On November 9-11, 2009, the Sea Grant Climate Network, a national collaboration among Sea Grant extension agents, communicators, and educators, held its first workshop, “Climate Adaptation in Coastal Communities: A Network Approach to Outreach.”
The workshop had two objectives: strengthening the capacity within the Sea Grant network to plan, deliver, and evaluate climate-outreach programs tailored to the needs of local communities; and implementing and evaluating five projects to explore the impacts of climate change and educate communities, which could lead to action in climate-change adaptation.
More than 90 Sea Grant outreach representatives, National Oceanic and Atmospheric Administration (NOAA) representatives, and other community and university partners attended the workshop in person. An additional 48 people attended online Webcasts. Workshop participants collaborated with community decision-making partners to develop low-cost projects that will be completed in their communities over the following year using the tools and techniques learned at the workshop.
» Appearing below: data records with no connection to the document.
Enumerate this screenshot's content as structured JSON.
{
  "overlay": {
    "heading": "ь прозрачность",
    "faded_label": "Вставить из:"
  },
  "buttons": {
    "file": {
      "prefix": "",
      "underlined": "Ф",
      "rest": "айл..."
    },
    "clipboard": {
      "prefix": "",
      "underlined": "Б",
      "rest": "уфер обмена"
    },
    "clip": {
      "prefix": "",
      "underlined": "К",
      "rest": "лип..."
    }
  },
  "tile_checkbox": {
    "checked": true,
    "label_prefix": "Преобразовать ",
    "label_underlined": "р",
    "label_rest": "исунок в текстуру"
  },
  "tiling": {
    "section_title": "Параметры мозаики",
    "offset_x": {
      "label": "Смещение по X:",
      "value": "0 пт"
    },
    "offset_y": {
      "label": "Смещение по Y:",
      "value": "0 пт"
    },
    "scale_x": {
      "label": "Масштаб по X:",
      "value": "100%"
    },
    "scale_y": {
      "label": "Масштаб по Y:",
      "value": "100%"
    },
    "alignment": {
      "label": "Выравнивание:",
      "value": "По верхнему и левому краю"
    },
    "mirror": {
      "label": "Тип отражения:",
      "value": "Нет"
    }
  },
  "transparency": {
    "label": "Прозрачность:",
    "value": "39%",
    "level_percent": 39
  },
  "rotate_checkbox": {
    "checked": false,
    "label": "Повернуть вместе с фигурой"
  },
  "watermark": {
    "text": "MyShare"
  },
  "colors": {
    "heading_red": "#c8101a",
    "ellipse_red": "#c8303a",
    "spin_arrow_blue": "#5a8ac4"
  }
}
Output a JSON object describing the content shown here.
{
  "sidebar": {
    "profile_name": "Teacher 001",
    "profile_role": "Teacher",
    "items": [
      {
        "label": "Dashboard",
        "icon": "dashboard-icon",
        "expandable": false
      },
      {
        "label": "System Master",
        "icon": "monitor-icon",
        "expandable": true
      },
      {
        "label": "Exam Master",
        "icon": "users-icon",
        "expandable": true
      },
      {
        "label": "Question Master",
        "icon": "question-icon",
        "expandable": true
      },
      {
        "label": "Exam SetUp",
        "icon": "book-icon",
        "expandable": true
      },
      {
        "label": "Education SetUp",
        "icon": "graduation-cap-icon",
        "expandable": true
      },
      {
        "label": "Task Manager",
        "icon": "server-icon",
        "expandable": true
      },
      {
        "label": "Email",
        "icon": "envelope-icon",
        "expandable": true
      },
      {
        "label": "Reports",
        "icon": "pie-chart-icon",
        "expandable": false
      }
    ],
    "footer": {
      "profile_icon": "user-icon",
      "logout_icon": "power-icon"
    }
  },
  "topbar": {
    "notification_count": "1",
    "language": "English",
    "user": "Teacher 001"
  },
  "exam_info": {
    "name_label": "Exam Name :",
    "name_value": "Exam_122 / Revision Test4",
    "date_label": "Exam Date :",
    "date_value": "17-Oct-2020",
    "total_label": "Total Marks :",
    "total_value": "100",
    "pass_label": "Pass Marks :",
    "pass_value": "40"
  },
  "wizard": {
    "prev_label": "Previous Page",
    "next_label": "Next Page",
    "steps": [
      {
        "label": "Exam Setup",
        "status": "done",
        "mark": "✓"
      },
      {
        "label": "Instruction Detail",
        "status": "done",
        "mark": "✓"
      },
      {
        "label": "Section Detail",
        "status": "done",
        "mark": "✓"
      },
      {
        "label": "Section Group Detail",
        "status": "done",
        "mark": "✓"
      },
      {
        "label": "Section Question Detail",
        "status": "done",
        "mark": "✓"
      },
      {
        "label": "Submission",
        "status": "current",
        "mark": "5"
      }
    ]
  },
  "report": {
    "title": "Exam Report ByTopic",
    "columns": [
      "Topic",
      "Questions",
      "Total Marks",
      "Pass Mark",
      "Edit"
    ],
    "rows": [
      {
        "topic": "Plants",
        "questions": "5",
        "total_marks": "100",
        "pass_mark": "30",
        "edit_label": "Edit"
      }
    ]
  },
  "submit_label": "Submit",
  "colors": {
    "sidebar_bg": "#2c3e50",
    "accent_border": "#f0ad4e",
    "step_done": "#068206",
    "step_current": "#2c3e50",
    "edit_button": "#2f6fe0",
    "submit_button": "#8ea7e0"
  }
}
Along the South Carolina coast, a local partner is the Kitchen Table Climate Study Group, comprising citizens from McClellanville, a village (pop. 500) north of Charleston, and the surrounding rural area. Worried about their community’s future, group members are collaborating to stay current on scientific findings and forecasts of climate change.
“The Kitchen Table Climate Study Group wants people to be more informed about climate change, but keeping up with the science is time-consuming,” says Jessica Whitehead, regional climate extension specialist for the S.C. and N.C. Sea Grant Extension programs. “Sea Grant can help by assembling the latest climate science information and presenting it in ways that help the Kitchen Table group stay current and help similar new study groups get started.”
In May 2010, the Sea Grant programs in the Southeast and the NOAA Southeastern and Caribbean Regional Team (SECART) will host a workshop focused on enhancing climate engagement capacity throughout the region.
Workshop invitees could include Sea Grant extension agents, NOAA personnel with outreach responsibilities, and climate experts from within the region (Regional Climate Centers, state climate offices) and from across the nation (NOAA Climate Program Office, academic leaders, and other agencies).
“Providing coastal decision-makers with the latest credible information about climate variability and climate change is a task larger than any single agency,” says Whitehead.